What Is a High Beta Index?
Let me explain to you what a high beta index really is—it's essentially a basket of stocks that show more volatility than a broad market index like the S&P 500. The most recognized one is the S&P 500 High Beta Index, which follows the performance of 100 companies from the S&P 500 that react most strongly to market changes.
Beta itself measures the volatility or systematic risk of an asset compared to the entire market. Beyond the main large-cap version, Standard and Poor's provides high beta options for small-cap, mid-cap, and other indexes as well.
High Beta Index Explained
When I talk about high beta index companies, I'm referring to those that are more sensitive to the broader market's movements, and we measure this sensitivity with the beta of each stock. A beta of 1 means the asset moves right in step with the market; anything below 1 suggests less volatility, and above 1 points to more.
Take a beta of 1.2, for instance—that means the asset is 20% more volatile than the market. On the flip side, a beta of 0.70 would be theoretically 30% less volatile. We calculate beta against a major index like the S&P 500.
To get exposure to a high beta index, you'll need something like an exchange-traded fund (ETF). The Invesco S&P 500 High Beta ETF (SPHB) is a popular choice that tracks these volatile stocks in the broader market, though it has underperformed the S&P 500 since it started. Financial companies make up almost 30% of its assets, with top holdings including Discover Financial Services (DFS), Lincoln National Corp (LNC), and Invesco (IVZ).

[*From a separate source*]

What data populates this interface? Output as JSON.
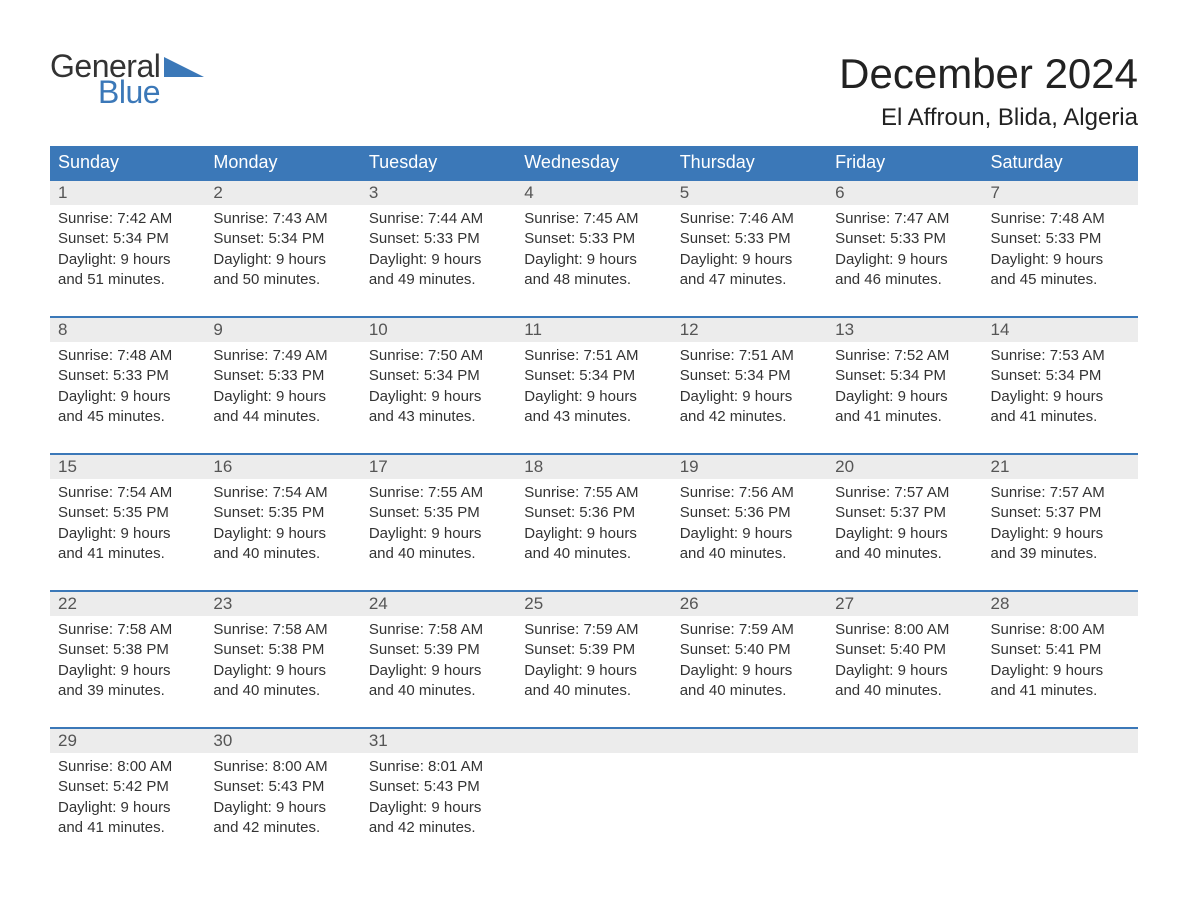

Limitations of a High Beta Index
You might think high beta or volatility automatically leads to bigger returns, but that's not the case—contrary to what many believe. The High Beta S&P 500 Index has underperformed its benchmark for years, even during times when the broader market was steadily rising.
Research actually indicates that low volatility stocks often deliver better risk-adjusted returns than high volatility ones. This outperformance of low beta can stem from investor behavioral biases, like the representative heuristic and overconfidence. Plus, factors such as sector selection and other fundamentals significantly affect the volatility and overall performance of a high beta index.